论文部分内容阅读
目的系统评价肝素治疗吸入性肺损伤动物实验的模型构建过程及其治疗效果。方法计算机检索Pub Med、EMbase、CBM、CNKI、VIP和Wan Fang Data数据库,搜集肝素治疗吸入性肺损伤的动物实验,检索时限均为建库至2016年11月。由2位研究者独立进行文献筛选、资料提取和偏倚风险评价后,采用Rev Man 5.3软件进行Meta分析。结果共纳入9个研究,涉及11个吸入性肺损伤动物实验组。纳入研究以羊或大鼠为实验动物,均在40℃以下环境通过棉质毛巾或松木屑燃烧产生烟雾吸入构建模型。Meta分析结果显示:实验组与对照组的病死率差异无统计学意义[肝素组vs.对照组:RR=0.38,95%CI(0.14,1.05),P=0.06;肝素+DMSO组vs.DMSO组:RR=0.10,95%CI(0.01,1.51),P=0.10]。此外,实验组的肺动脉压[MD=–3.31,95%CI(–4.51,–2.11),P<0.000 01]、肺湿干比[MD=–0.90,95%CI(–1.19,–0.61),P<0.000 01]、肺含水量[MD=–1.18,95%CI(–1.67,–0.70),P<0.000 01]均低于对照组;实验组12 h氧合指数[MD=131.00,95%CI(59.54,202.46),P=0.000 3]、24 h氧合指数[MD=114.00,95%CI(60.56,167.44),P<0.000 1]和48 h氧合指数[MD=46.00,95%CI(20.62,71.38),P=0.000 4]均高于对照组,且差异均具有统计学意义;但两组凝血功能差异无统计学意义。结论当前证据表明,吸入性肺损伤动物模型构建尚缺乏规范方法,肝素治疗吸入性肺损伤动物可降低动物的肺动脉压和肺含水量。受纳入研究数量和质量的限制,上述结论尚需更多高质量研究予以验证。

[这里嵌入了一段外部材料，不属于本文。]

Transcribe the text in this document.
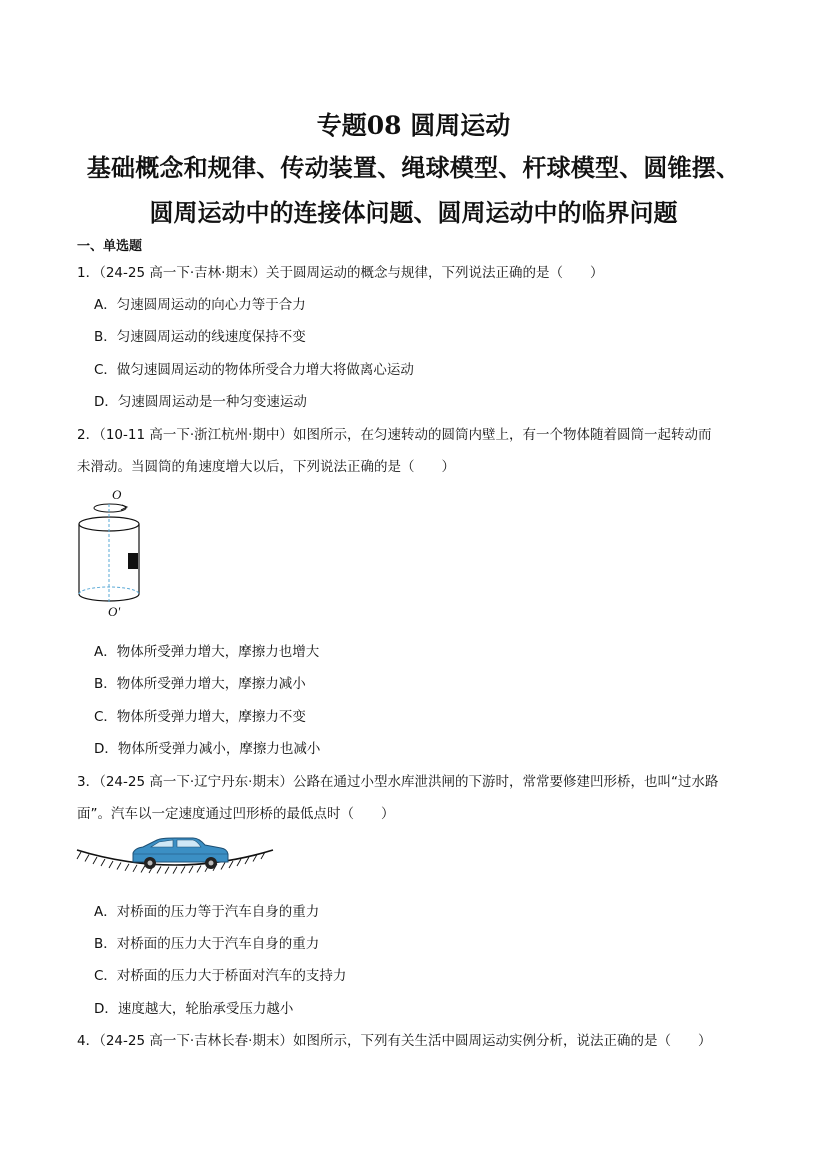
专题08 圆周运动
基础概念和规律、传动装置、绳球模型、杆球模型、圆锥摆、
圆周运动中的连接体问题、圆周运动中的临界问题
一、单选题
1．（24-25 高一下·吉林·期末）关于圆周运动的概念与规律，下列说法正确的是（　　）
A．匀速圆周运动的向心力等于合力
B．匀速圆周运动的线速度保持不变
C．做匀速圆周运动的物体所受合力增大将做离心运动
D．匀速圆周运动是一种匀变速运动
2．（10-11 高一下·浙江杭州·期中）如图所示，在匀速转动的圆筒内壁上，有一个物体随着圆筒一起转动而
未滑动。当圆筒的角速度增大以后，下列说法正确的是（　　）
O
O'
A．物体所受弹力增大，摩擦力也增大
B．物体所受弹力增大，摩擦力减小
C．物体所受弹力增大，摩擦力不变
D．物体所受弹力减小，摩擦力也减小
3．（24-25 高一下·辽宁丹东·期末）公路在通过小型水库泄洪闸的下游时，常常要修建凹形桥，也叫“过水路
面”。汽车以一定速度通过凹形桥的最低点时（　　）
A．对桥面的压力等于汽车自身的重力
B．对桥面的压力大于汽车自身的重力
C．对桥面的压力大于桥面对汽车的支持力
D．速度越大，轮胎承受压力越小
4．（24-25 高一下·吉林长春·期末）如图所示，下列有关生活中圆周运动实例分析，说法正确的是（　　）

Objective To systematically evaluate the animal model of heparin-induced inhalation lung injury and its therapeutic effect. Methods The databases of Pub Med, EMbase, CBM, CNKI, VIP and Wan Fang Data were searched by computer. The animal experiments of heparin treatment of inhaled lung injury were collected. The search time was from the database to November 2016. Two independent researchers conducted literature review, data extraction and risk assessment of bias, and Meta-analysis was performed using Rev Man 5.3 software. Results A total of 9 studies were included involving 11 experimental groups of animals with inhalation lung injury. Inclusion of sheep or rats as experimental animals, all below 40 ℃ environment through the cotton towel or pine litter smoke generated smoke inhalation model. Meta analysis showed that there was no significant difference in mortality between the experimental group and the control group [heparin group vs. control group: RR = 0.38,95% CI (0.14,1.05), P = 0.06; heparin + DMSO group vs. DMSO Group: RR = 0.10, 95% CI (0.01, 1.51), P = 0.10]. In addition, the pulmonary wet and dry lung ratio [MD = -0.90, 95% CI (-1.19, -0.61), P <0.001] , P <0.000 01]. The lung water content [MD = -1.18,95% CI (-1.67, -0.70), P <0.000 01] was lower than that of the control group. The oxygenation index of the experimental group was 12 h 95% CI (59.54,202.46), P = 0.0003], oxygenation index 24 h (MD = 114.00, 95% CI 60.56,167.44, P < 95% CI (20.62, 71.38), P = 0.0004] were higher than the control group, and the differences were statistically significant; however, there was no significant difference in coagulation function between the two groups. Conclusions Current evidence indicates that animal models of aspiration lung injury are still lacking in normative methods. Heparin treatment of animals with inhaled lung injury can reduce pulmonary arterial pressure and lung water content in animals. Due to the limited number and quality of studies involved, the above conclusion still needs more high-quality research to be verified.